Tandis que les armées de Soliman et de Ferdinand étaient en présence en Hongrie, une partie de la garnison de siège s’échappa et s’alla emparer de Gran et de son château, qui étaient pour ainsi dire l’un et l’autre sans défense. Ils y trouvèrent des richesses immenses, des vivres en quantité, et emmenèrent captifs les habitants, les femmes et les enfants. Le pacha Ali, qui commandait l’armée turque et qui était naturellement fort sérieux, dit à celui qui lui apporta cette nouvelle, « Pourquoi cet air si consterné, à quoi bon tant d’effroi ? Gran est pris ? Plaisant accident dont vous me parlez. Quoi ! vous imaginez-vous que je m’attristerai sur une perte de cette nature, après avoir perdu (en faisant un geste un peu libre) la preuve distinctive de mon être ? » Il tourna ainsi en plaisanterie la prise de cette place, plus par politique, ne voyant nul moyen de la ravoir, que pour se moquer de la consternation de celui qui venait la lui annoncer.
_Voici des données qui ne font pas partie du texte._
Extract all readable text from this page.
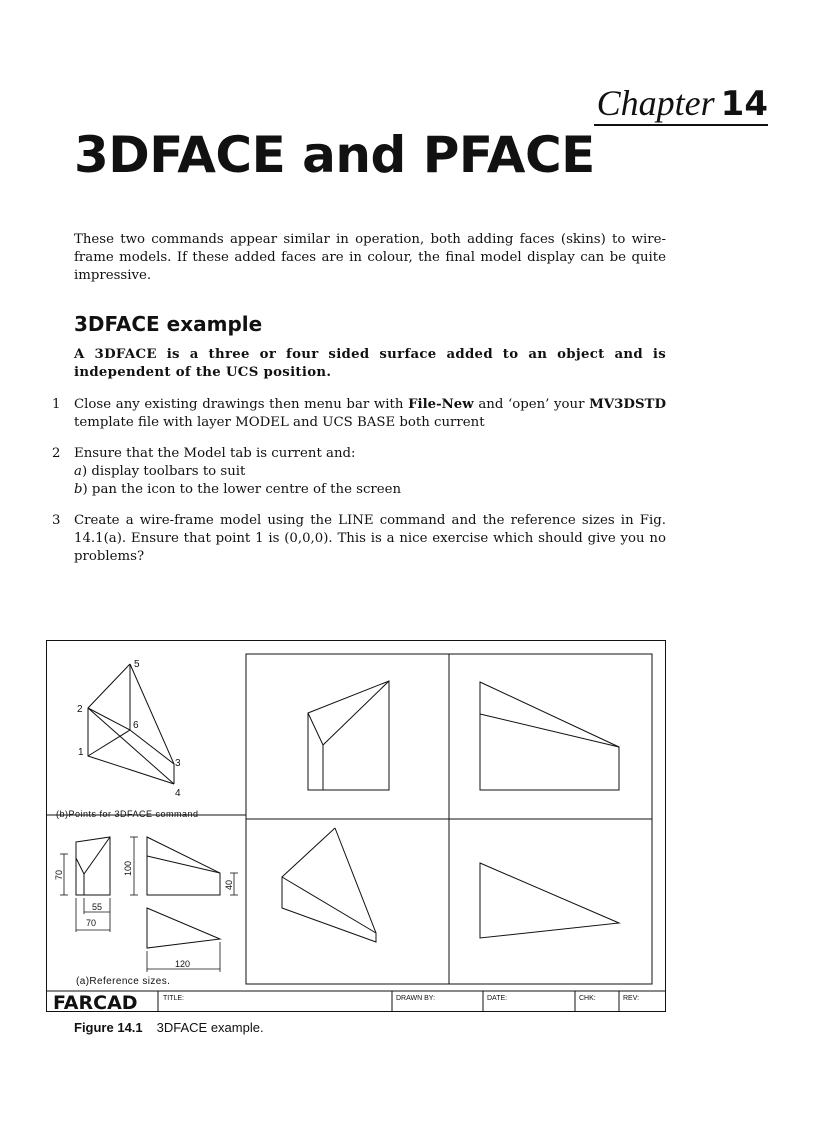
Chapter 14
3DFACE and PFACE

These two commands appear similar in operation, both adding faces (skins) to wire-frame models. If these added faces are in colour, the final model display can be quite impressive.

3DFACE example

A 3DFACE is a three or four sided surface added to an object and is independent of the UCS position.

1 Close any existing drawings then menu bar with File-New and ‘open’ your MV3DSTD template file with layer MODEL and UCS BASE both current
2 Ensure that the Model tab is current and:
a) display toolbars to suit
b) pan the icon to the lower centre of the screen
3 Create a wire-frame model using the LINE command and the reference sizes in Fig. 14.1(a). Ensure that point 1 is (0,0,0). This is a nice exercise which should give you no problems?
5
2
6
1
3
4
(b)Points for 3DFACE command
70	100
40
55
70
120
(a)Reference sizes.
FARCAD	TITLE:	DRAWN BY:	DATE:	CHK:	REV:
Figure 14.1 3DFACE example.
  1. Histoire romaine depuis la fondation de Rome j’usqu’en l’an 47 après J. ‑C. Paris, 1725‑1735, 21 vol. in-4o, ou 1737, 24 vol. in-12. Le P. Routh n’a publié qu’un seul volume de la continuation annoncée.
  2. Lettres (à Rodolphe II), traduites du latin avec des notes, par L. Et. de Foy. Paris, 1748, 3 v. in-12.